Saudi ‘using UK weapons in Yemen’
BRITAIN faced calls yesterday to stop selling arms to Saudi Arabia amid reports that the kingdom is using them to bomb civilian targets in neighbouring Yemen.
A leaked report by UN experts investigating Saudi Arabia’s military campaign in Yemen said air strikes had targeted weddings, schools, markets and refugee camps.
It found 119 alleged violations of international law, raising questions about British arms exports and the shadowy role of British military advisers in the oil-rich country.
Saudi Arabia leads a coalition of states providing military support for Yemeni president Abdrabbuh Mansour Hadi, who is locked in a civil war with both his predecessor Ali Abdullah Saleh and Iranian-backed Houthi rebels.
Shadow foreign secretary Hilary Benn called for an inquiry yesterday, saying there was ‘a clear risk’ British arms had been used ‘in a serious violation of international law’.

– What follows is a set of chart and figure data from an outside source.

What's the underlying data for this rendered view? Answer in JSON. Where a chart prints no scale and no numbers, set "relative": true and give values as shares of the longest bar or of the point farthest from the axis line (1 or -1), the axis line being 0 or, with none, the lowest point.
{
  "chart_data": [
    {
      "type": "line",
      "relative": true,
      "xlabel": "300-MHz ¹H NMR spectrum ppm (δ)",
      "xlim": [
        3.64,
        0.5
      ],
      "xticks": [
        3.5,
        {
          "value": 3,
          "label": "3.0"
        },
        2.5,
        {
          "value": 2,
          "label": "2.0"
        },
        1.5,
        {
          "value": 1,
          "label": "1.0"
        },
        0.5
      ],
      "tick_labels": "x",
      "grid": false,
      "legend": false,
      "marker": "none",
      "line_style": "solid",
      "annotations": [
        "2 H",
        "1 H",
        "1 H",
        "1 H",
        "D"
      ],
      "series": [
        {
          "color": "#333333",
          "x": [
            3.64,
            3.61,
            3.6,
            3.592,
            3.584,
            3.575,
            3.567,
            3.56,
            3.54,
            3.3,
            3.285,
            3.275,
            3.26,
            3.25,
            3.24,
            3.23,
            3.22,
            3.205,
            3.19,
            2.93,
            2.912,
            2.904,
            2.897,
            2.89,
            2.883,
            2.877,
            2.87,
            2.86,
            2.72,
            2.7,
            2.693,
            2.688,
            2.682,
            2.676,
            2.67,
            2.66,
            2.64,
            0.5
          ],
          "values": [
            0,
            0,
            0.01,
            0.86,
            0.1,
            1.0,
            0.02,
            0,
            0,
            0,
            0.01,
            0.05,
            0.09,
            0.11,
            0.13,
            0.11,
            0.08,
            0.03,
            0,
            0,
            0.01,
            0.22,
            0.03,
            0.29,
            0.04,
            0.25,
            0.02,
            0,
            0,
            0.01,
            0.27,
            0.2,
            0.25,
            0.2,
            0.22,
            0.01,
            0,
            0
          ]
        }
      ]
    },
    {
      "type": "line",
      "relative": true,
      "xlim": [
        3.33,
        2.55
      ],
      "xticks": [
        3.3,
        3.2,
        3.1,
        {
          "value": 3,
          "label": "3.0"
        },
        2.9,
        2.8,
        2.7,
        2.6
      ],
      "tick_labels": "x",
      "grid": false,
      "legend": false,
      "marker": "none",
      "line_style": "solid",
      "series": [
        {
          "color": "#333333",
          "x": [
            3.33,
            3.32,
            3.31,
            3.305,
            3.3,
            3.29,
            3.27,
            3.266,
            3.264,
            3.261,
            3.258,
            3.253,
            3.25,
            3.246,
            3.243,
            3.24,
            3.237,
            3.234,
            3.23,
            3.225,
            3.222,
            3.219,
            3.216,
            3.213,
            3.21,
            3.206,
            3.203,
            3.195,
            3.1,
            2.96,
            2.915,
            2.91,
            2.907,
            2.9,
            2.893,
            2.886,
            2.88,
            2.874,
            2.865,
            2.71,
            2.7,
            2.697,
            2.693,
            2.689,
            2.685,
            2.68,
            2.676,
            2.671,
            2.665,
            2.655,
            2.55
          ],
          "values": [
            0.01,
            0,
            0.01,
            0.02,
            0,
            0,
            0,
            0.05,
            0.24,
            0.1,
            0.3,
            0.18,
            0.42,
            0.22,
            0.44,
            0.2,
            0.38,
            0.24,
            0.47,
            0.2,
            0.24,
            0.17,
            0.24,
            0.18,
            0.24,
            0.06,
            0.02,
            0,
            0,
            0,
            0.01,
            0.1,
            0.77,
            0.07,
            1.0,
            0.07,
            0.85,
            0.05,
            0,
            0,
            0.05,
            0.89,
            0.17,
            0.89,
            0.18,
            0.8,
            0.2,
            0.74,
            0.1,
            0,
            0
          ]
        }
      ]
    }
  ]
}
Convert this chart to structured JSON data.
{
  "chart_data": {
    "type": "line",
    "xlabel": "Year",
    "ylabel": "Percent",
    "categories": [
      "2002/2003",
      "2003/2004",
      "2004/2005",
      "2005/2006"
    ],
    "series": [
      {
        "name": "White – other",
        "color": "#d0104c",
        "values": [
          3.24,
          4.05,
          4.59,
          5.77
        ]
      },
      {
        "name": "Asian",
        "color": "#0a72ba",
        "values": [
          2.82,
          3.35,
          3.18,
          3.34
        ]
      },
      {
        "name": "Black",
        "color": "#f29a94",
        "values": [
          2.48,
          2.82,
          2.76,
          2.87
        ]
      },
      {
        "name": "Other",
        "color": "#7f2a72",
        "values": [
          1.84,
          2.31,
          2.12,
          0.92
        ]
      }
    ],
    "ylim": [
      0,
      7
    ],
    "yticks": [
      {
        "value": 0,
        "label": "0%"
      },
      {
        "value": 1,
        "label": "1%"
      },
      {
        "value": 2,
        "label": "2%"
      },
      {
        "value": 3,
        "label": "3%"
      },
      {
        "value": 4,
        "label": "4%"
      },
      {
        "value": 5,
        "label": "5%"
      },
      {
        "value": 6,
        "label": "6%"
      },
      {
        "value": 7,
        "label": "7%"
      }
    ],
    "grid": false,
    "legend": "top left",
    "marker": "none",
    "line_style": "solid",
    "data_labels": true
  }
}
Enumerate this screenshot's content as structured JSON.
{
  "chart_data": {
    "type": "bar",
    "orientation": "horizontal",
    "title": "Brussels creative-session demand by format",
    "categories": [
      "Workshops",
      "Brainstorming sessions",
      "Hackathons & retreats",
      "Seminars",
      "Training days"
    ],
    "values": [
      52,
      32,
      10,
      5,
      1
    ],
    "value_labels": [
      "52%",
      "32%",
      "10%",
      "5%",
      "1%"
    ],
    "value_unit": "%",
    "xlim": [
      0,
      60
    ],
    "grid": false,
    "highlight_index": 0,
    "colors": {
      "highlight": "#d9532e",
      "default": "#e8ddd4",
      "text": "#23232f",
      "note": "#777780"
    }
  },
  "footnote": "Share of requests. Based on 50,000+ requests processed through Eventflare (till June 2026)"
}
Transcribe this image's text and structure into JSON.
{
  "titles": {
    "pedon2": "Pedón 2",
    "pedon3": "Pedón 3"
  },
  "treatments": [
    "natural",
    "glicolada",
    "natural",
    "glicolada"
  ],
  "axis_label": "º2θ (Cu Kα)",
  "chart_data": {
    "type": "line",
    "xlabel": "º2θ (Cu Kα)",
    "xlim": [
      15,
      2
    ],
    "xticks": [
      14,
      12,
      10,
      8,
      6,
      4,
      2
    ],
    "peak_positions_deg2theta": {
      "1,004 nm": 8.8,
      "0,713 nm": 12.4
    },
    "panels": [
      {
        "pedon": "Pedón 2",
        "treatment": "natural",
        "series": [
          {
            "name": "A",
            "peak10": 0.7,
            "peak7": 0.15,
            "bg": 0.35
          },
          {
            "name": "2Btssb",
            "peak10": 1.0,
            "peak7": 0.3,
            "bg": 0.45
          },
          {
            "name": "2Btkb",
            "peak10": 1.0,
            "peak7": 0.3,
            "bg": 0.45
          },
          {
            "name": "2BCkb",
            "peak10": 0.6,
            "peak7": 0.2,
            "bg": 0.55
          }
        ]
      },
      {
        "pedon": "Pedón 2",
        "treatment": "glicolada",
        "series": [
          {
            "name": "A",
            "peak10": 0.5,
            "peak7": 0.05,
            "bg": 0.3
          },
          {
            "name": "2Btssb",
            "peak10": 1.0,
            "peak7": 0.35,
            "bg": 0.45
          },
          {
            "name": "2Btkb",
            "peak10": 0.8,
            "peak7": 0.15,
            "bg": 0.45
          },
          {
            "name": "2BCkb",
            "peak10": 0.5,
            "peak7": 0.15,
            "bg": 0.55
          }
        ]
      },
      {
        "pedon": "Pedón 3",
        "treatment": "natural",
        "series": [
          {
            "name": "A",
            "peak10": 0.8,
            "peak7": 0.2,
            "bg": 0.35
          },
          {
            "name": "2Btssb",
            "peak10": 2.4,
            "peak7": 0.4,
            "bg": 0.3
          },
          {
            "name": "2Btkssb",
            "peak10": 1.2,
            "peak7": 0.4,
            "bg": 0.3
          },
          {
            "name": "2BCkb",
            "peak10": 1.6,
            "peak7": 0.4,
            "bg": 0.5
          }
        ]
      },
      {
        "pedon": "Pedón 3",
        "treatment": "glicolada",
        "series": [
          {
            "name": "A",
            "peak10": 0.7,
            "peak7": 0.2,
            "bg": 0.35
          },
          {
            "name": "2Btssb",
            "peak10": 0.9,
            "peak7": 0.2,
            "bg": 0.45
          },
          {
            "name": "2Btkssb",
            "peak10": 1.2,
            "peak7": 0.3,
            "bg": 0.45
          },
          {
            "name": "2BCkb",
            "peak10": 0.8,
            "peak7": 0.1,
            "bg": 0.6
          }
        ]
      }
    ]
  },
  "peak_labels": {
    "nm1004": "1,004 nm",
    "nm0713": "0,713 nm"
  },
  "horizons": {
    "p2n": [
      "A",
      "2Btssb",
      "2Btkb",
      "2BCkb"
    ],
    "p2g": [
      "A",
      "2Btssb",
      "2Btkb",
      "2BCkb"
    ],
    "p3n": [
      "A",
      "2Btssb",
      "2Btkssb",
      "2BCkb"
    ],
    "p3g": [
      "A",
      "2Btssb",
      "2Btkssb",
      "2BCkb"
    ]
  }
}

He told MPs Yemen was in the grip of a ‘humanitarian catastrophe’, with 7,000 dead, 2.5million people displaced and millions more left without food. Saudi Arabia, which is one of the biggest buyers of UK defence equipment, including 72 Eurofighter Typhoon jets, confirmed this month that British military advisers were in its control rooms, but only in a training role.
David Cameron said Britain had the strictest rules for arms exports of almost any country and insisted: ‘We are not directly involved in the Saudi-led coalition’s operations and British personnel are not involved in carrying out strikes’.